W.J – To be honest with American Studios and the Elvis sessions, they were just plain recording sessions. The “Gods from Heaven” did not come down & there was no fire & brimstone either. It was just a recording session that just happened to be with Elvis. There was of course a lot more magic in recording Elvis than there was in recording a nobody but American studios had some great talent going through it at the time.

The first time I actually heard Elvis sing ‘In the Ghetto’ however I was quietly sitting with my horn and looking at the music. I hadn’t heard any of it yet and I suddenly realised that this was really special stuff. I just got a chill up my spine hearing that. I knew that it was going to be a landmark record for Elvis because it was about such a current topic. I thought “My God, here we all are genuinely in the ghetto!” There really was a guy with an automatic rifle on the roof in case of something bad happened – especially after Martin Luther King died.

You see American Studios was in the worst part of town. Stax was a little nearer Graceland, but American & Hi studios, all of them were in the worst parts of town. ‘Suspicious Minds’ was also an emotional subject for Elvis at that time as well and it was a thrill to be involved in those songs, knowing that they would be so important to his future career as they were.
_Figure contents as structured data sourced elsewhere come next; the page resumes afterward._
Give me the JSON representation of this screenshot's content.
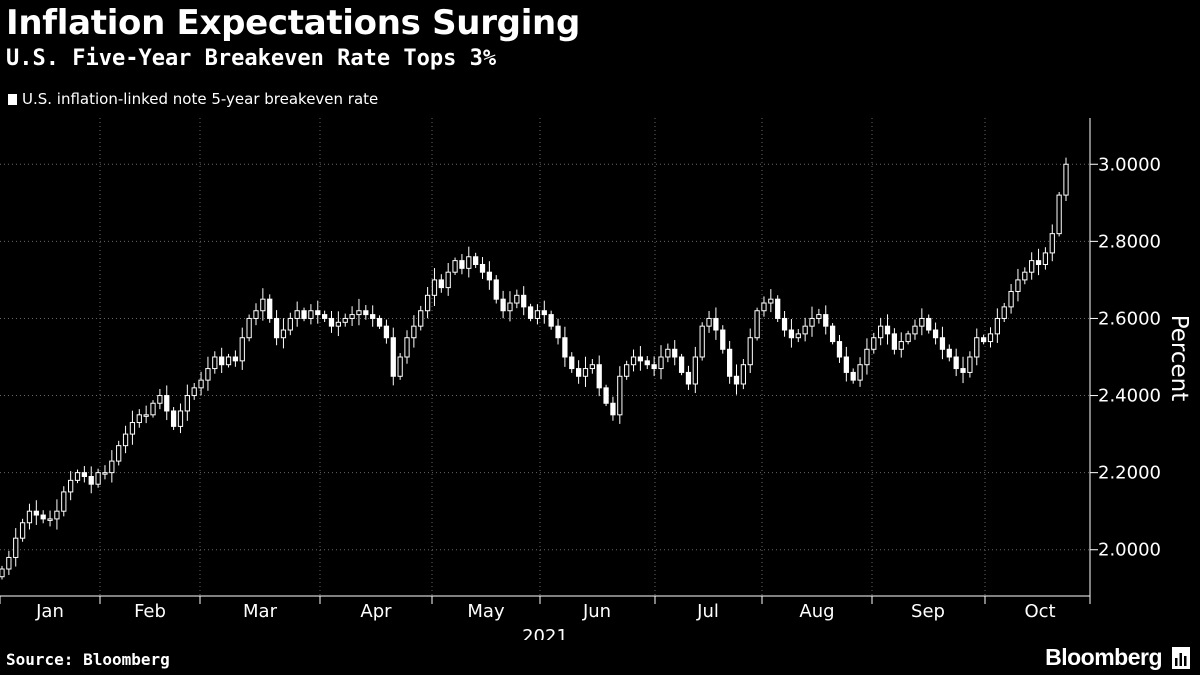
{
  "chart_data": {
    "type": "candlestick",
    "title": "Inflation Expectations Surging",
    "subtitle": "U.S. Five-Year Breakeven Rate Tops 3%",
    "series_name": "U.S. inflation-linked note 5-year breakeven rate",
    "ylabel": "Percent",
    "xlabel": "2021",
    "ylim": [
      1.88,
      3.12
    ],
    "yticks": [
      "2.0000",
      "2.2000",
      "2.4000",
      "2.6000",
      "2.8000",
      "3.0000"
    ],
    "x_categories": [
      "Jan",
      "Feb",
      "Mar",
      "Apr",
      "May",
      "Jun",
      "Jul",
      "Aug",
      "Sep",
      "Oct"
    ],
    "grid": true,
    "daily_close": [
      1.95,
      1.98,
      2.03,
      2.07,
      2.1,
      2.09,
      2.08,
      2.08,
      2.1,
      2.15,
      2.18,
      2.2,
      2.19,
      2.17,
      2.2,
      2.2,
      2.23,
      2.27,
      2.3,
      2.33,
      2.35,
      2.35,
      2.38,
      2.4,
      2.36,
      2.32,
      2.36,
      2.4,
      2.42,
      2.44,
      2.47,
      2.5,
      2.48,
      2.5,
      2.49,
      2.55,
      2.6,
      2.62,
      2.65,
      2.6,
      2.55,
      2.57,
      2.6,
      2.62,
      2.6,
      2.62,
      2.61,
      2.6,
      2.58,
      2.59,
      2.6,
      2.61,
      2.62,
      2.61,
      2.6,
      2.58,
      2.55,
      2.45,
      2.5,
      2.55,
      2.58,
      2.62,
      2.66,
      2.7,
      2.68,
      2.72,
      2.75,
      2.73,
      2.76,
      2.74,
      2.72,
      2.7,
      2.65,
      2.62,
      2.64,
      2.66,
      2.63,
      2.6,
      2.62,
      2.61,
      2.58,
      2.55,
      2.5,
      2.47,
      2.45,
      2.47,
      2.48,
      2.42,
      2.38,
      2.35,
      2.45,
      2.48,
      2.5,
      2.49,
      2.48,
      2.47,
      2.5,
      2.52,
      2.5,
      2.46,
      2.43,
      2.5,
      2.58,
      2.6,
      2.57,
      2.52,
      2.45,
      2.43,
      2.48,
      2.55,
      2.62,
      2.64,
      2.65,
      2.6,
      2.57,
      2.55,
      2.56,
      2.58,
      2.6,
      2.61,
      2.58,
      2.54,
      2.5,
      2.46,
      2.44,
      2.48,
      2.52,
      2.55,
      2.58,
      2.56,
      2.52,
      2.54,
      2.56,
      2.58,
      2.6,
      2.57,
      2.55,
      2.52,
      2.5,
      2.47,
      2.46,
      2.5,
      2.55,
      2.54,
      2.56,
      2.6,
      2.63,
      2.67,
      2.7,
      2.72,
      2.75,
      2.74,
      2.77,
      2.82,
      2.92,
      3.0
    ]
  },
  "footer": {
    "source": "Source: Bloomberg",
    "brand": "Bloomberg"
  },
  "colors": {
    "background": "#000000",
    "foreground": "#ffffff",
    "grid": "#666666"
  },
  "icons": {
    "brand": "bar-chart-icon"
  }
}
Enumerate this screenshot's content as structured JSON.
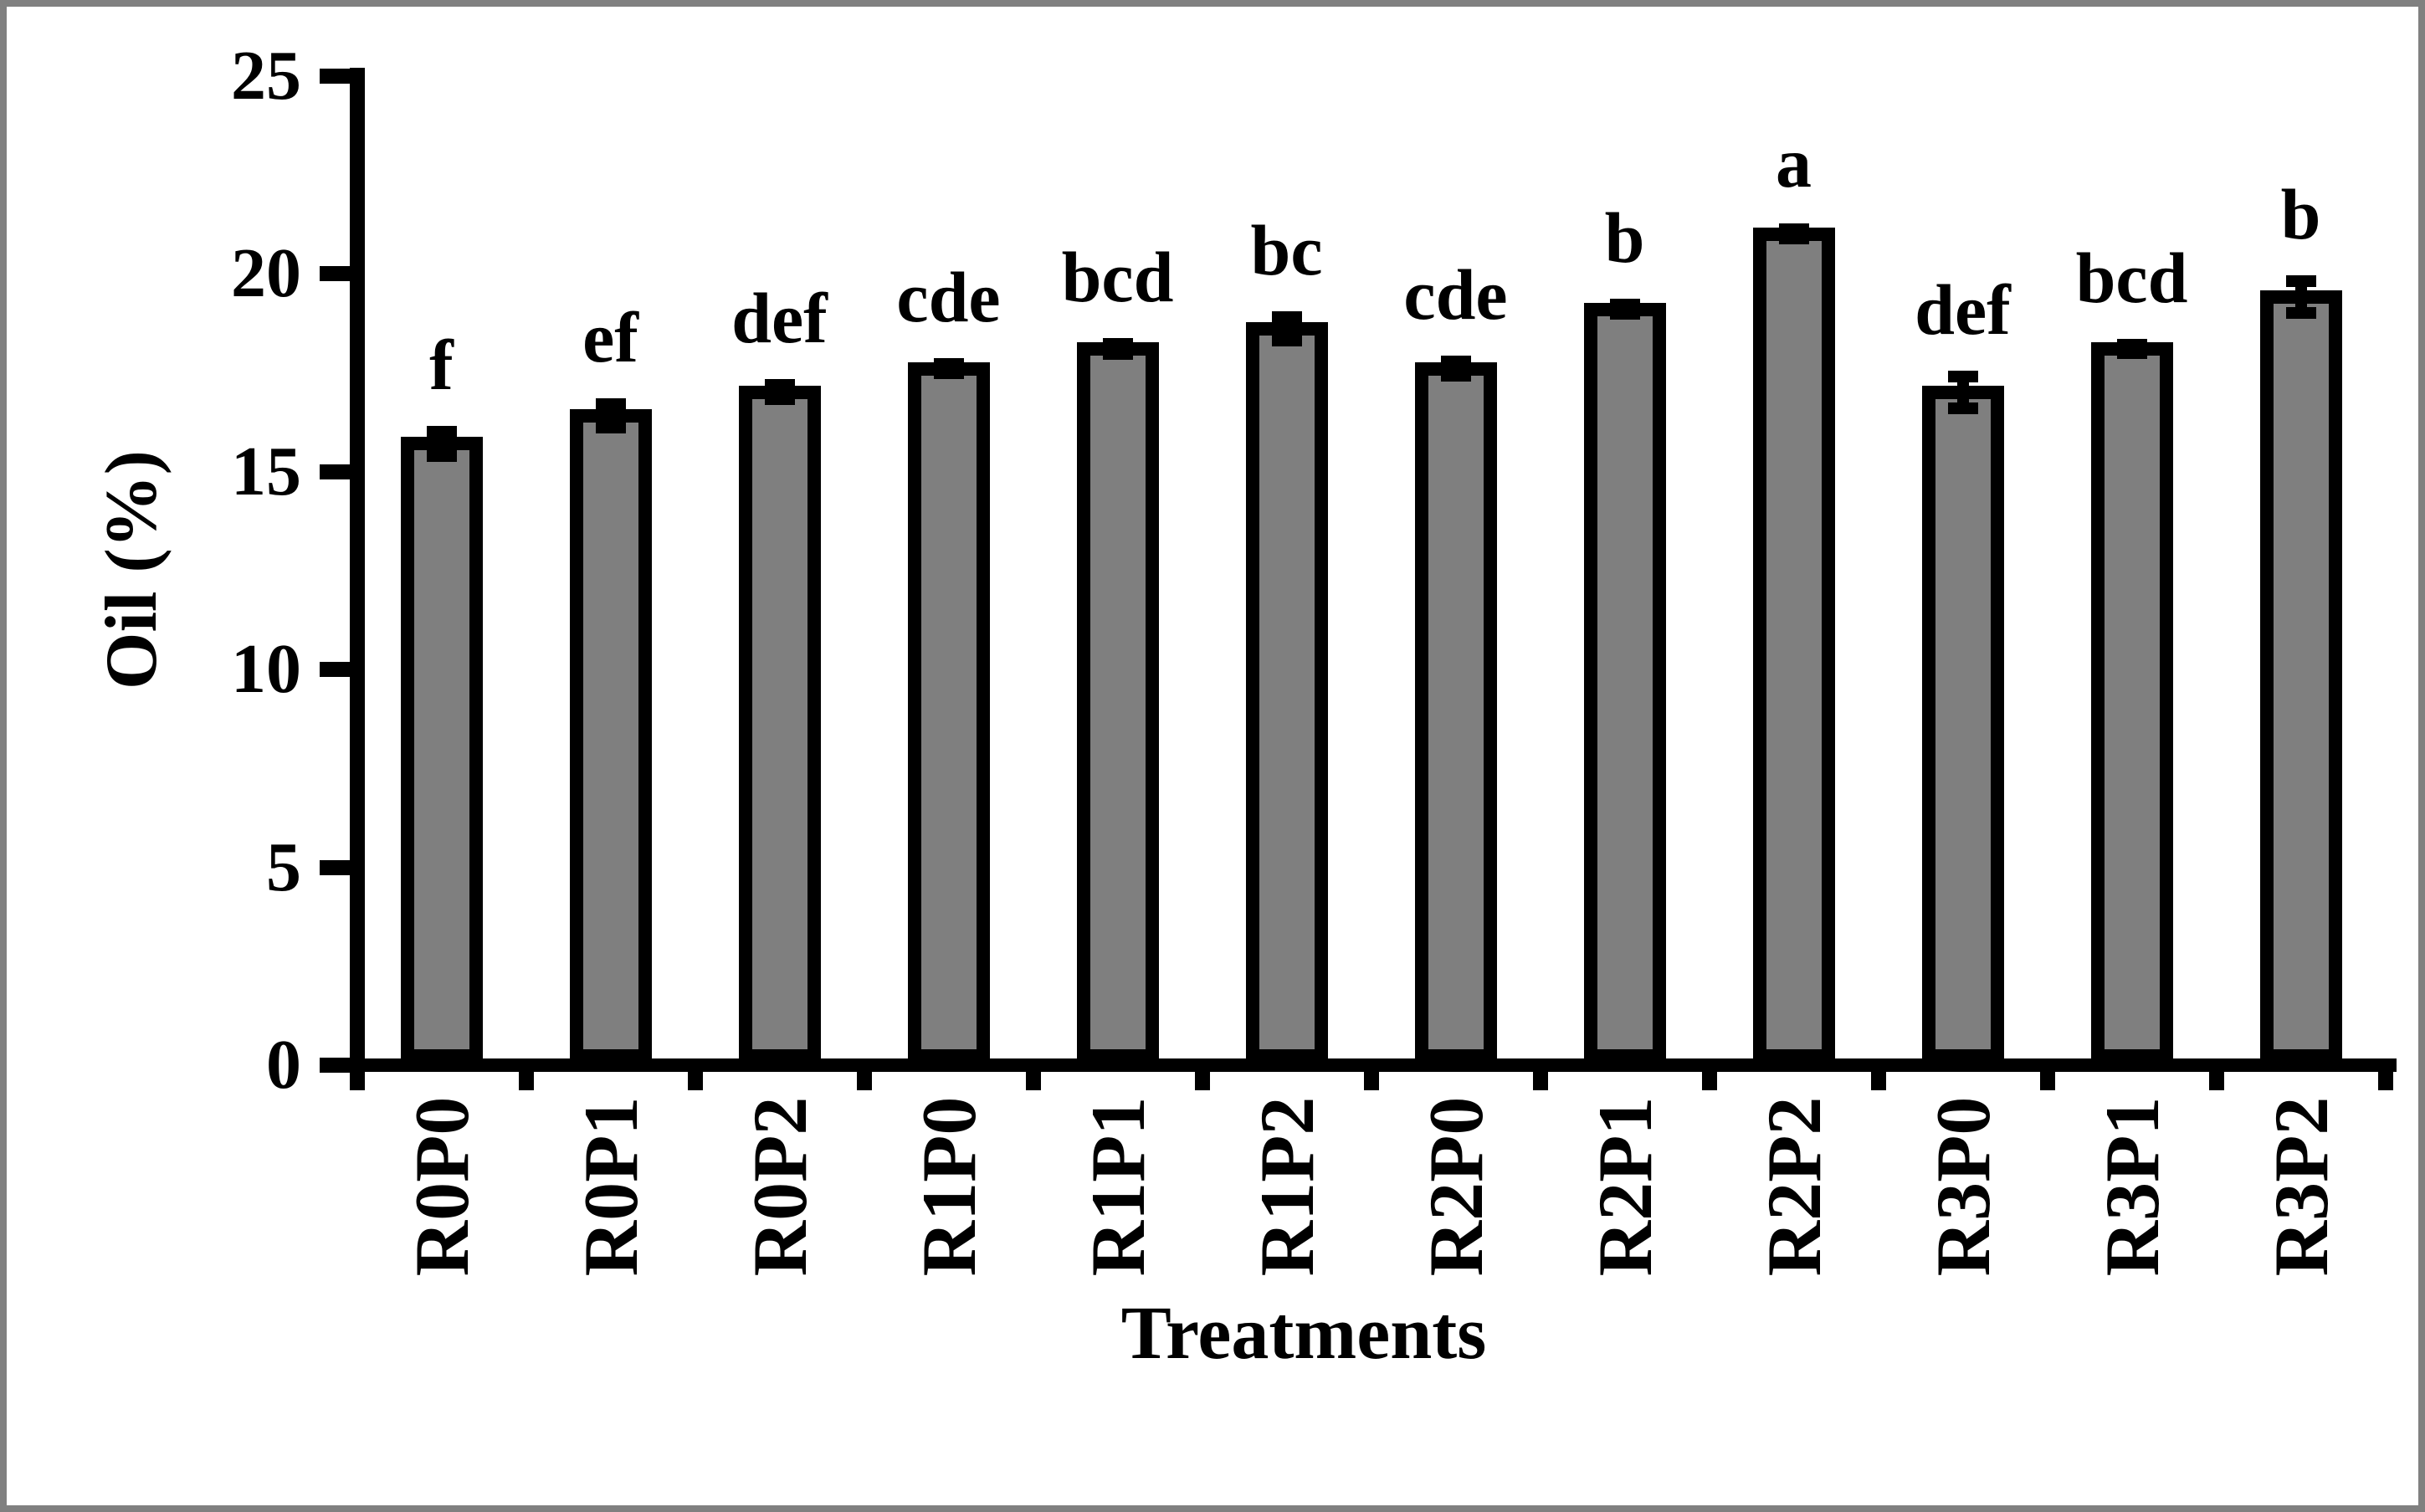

EIN – Interestingly Dusty Springfield’s fabulous LP ‘Dusty In Memphis’ was released on the same day January 13, 1969 that Elvis came in to American Studios to record! Featuring the same line up as Elvis’ band wasn’t ‘Son Of A Preacher Man’ a stunner?

W.J – It was one of the best of the era. There was so much music and also a lot of poverty and we all worked to earn something extra and I was one of those people.

EIN – Were you brought in for sessions or did you play for whoever came along.

W.J – Chips Moman produced Stax’s big early hit ‘Last Night’ and I played on that. He liked my horn sound and so anytime they needed horns at American they’d call us up. We also worked Muscle Shoals studios too!
At the time I’d known Elvis for lots of years and recently he had been singing those poor “Movie Songs” which we were not that excited about since we’d recently been recording three number 1 records each a week! But the songwriters really had their day with him, including Mark James and ‘Suspicious Minds.’ In fact Mark James is a good friend of mine and we wrote some songs together.

EIN – How did Chips Moman’s session work out since there were a lot of overdubs. Were you there when Elvis recorded the vocals?

W.J – Next door was a restaurant & upstairs there was kid of a holding area. Because the studio was so small we would often go off with the Backing singers while the rhythm section worked out the backbone of the songs. We would be playing poker upstairs while they were cutting tracks downstairs. Then we would come down and Elvis would be singing and we’d put the horns in with the track. Elvis liked to sing with the horns and hear them together with the background vocals. So although we did overdub the horns on ‘In The Ghetto’ Elvis actually sang with us while we overdubbed those. You’ve got to understand that the studio was surprisingly small so that there was not much room for the band plus the horns & back-up voices.

EIN – Like Sun Studios?

W.J – Did you visit Sun Studios? Well it was just like that room – which still has all the magic hanging around in there. Sun Studios is probably the most important place in the world for Rock’n’roll and you can certainly feel that something very important happened in that room. I reckon you might even feel it even if you didn’t know what it was because there are such energies left over from all that creativity. But that all happened before I got into the business. I never got to play at Sun until Johnny Rivers did a session, Rufus Thomas too. We also worked with U2 when they recorded there in 1988 to produce their ‘Rattle & Hum’ album.